The Courtship (Sherbrooke Brides 5) - Page 70

“Then we will do what we have to do,” Lord Beecham said, and wondered silently exactly what that would be.

“I don’t want to be married to him, Spenser. Perhaps it is just better to go along as we have, not to put our hands in the hornet’s nest. Perhaps I won’t ever hear from him again.”

“We will marry, Helen. We will not be lovers.”

“If he is alive, then we can never marry, unless I divorce him. I cannot do that, Spenser. It would be a horrible scandal.”

“We will speak of that again when and if the fellow shows up. If he is alive, he will come. If he isn’t, then we will marry. If he comes later, then we will deal with it when and if it happens. If there is nothing else, then you will divorce him. If the scandal proves too great, then we will move to Italy, a lovely place. To Tuscany, I believe, our own snug little villa. You will buy a local inn and run it. I speak Italian and will teach you all the curse words. What do you think?”

“I think you are wonderful, but that isn’t to the point. There is something you’re ignoring here, and you simply can’t.”

“What is that, pray?”

“You are Lord Beecham. You must have an heir. I am barren.”

“I have already given that all the thought it deserves. My nominal heir is a cousin, a sailing captain in the Americas. He’s a good fellow, as are his sons. Don’t worry about it. I want you more than I want anything else in this entire benighted world. Believe it.”

“It isn’t right.” He said nothing more, just looked at her. She nodded, finally, then nearly leapt off his lap. “Oh, goodness, I forgot about the lamp. How could I possibly forget about the lamp?”

“I’m here with you and my hands are stroking up and down your beautiful back. How could you think about much of anything other?”

“I see. Thank you for that explanation.” She turned to kiss him, but he held her off.

“No, Helen, I’m not going to make love with you again until we are wed. I am committing myself to you for the rest of my life. I have no intention of—”

He looked down at her breasts and swallowed. “You must help me with this. I am set upon a noble course, but I need help.”

“If Gerard doesn’t come by the time our wedding is to happen?”

“Then we will wed, just as I told you. Perhaps the letter was a forgery, for some reason that we will discover, particularly after we announce our engagement. Everything will work out, Helen. Trust me.”

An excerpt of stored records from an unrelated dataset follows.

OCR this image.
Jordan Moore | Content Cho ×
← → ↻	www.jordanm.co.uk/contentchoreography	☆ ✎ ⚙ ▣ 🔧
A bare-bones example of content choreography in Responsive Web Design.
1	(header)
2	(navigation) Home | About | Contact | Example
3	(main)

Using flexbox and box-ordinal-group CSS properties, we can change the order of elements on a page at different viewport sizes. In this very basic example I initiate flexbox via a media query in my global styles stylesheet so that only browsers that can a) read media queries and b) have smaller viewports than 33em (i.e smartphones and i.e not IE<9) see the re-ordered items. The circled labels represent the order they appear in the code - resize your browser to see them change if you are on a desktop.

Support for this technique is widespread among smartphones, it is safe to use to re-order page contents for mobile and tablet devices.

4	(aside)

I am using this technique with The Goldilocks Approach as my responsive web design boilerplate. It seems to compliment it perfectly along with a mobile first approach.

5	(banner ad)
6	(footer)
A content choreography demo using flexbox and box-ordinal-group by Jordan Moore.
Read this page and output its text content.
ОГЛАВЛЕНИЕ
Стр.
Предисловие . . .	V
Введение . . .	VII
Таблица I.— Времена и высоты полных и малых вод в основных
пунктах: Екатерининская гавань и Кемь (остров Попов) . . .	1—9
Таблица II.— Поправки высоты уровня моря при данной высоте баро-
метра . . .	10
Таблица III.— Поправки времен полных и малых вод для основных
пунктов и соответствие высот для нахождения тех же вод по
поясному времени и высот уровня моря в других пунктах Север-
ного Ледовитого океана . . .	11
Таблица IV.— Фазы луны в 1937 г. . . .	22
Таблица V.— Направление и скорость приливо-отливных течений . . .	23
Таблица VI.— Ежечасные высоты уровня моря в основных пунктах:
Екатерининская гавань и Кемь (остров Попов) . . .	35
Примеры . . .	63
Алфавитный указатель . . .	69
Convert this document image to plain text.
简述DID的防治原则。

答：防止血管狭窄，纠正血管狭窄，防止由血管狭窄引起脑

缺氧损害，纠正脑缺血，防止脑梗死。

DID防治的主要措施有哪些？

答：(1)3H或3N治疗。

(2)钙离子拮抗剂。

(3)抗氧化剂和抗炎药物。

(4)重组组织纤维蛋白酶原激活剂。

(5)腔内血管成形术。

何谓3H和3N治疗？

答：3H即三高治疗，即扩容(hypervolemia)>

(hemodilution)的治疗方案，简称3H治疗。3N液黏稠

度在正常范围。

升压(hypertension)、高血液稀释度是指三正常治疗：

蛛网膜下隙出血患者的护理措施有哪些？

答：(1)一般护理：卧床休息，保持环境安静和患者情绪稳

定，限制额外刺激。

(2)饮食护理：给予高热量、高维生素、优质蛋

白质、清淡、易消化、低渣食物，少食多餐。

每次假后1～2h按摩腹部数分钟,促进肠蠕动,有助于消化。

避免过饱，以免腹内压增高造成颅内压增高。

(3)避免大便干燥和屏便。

He was still staring at her breasts when she said, “He wasn’t a very nice man. I thought he was when I first met him, way back in the summer of 1801. I was only eighteen and he was at least thirty—perhaps more, he never told me—and I worshiped him. He enjoyed that, I think. Since he was a hero, naturally he knew everything, and I listened reverently to every word out of his mouth. He swore that he adored me, worshiped me. He didn’t care if I was taller than he was, it didn’t matter. He was a naval hero, the pride of the Admiralty, a man who had fought against Napoleon in the Battle of the Nile in 1798. Lord Nelson promoted him for his bravery. Yes, of course I saw soon enough that I’d been dazzled by his reputation, by the illusion of a hero. But I really hadn’t known him as a real man.

“But now that I have had time to look back on those two years we were together, I don’t believe he did love me. He desired me, but he didn’t care if I ever felt anything for him.”

“He never gave you a woman’s pleasure.”

“You already know that he did not. But he wanted a child, desperately.”

“But you said he was the younger son of Sir John Yorke, not the heir.”

“That’s right.”

“Then why the immense drive to produce a boy child? There was no title or estate in the balance.”

?

?I don’t know. There is a lot of wealth in the Yorke family, but no title.”

Lord Beecham sighed. “This is as puzzling as that bloody lamp and where King Edward stashed it six hundred years ago and why he stashed it at all if the damned thing was so powerful. And why didn’t Burnell ever write about it being in that iron cask with the leather scroll that was itself ancient six hundred years ago?”

“He obviously never discovered its power. As to the other, goodness, I don’t know.”

He sank his chin onto his hands and stared down at the floor, at the way the planks seamed together, a habit of long standing, when he was thinking hard. “If Gerard Yorke is alive, why would he write to you now? So many years have passed with everyone believing him dead. You can’t give him his precious child, he already knows that. Why does he care? What does the bounder want?”

“I don’t know.”

“Another thing. Why did he select you, Helen? No, don’t try to convince me that you were the most beautiful girl available, that you were obviously the pinnacle of young, nubile womanhood, because that didn’t really matter—at least I don’t think it did.”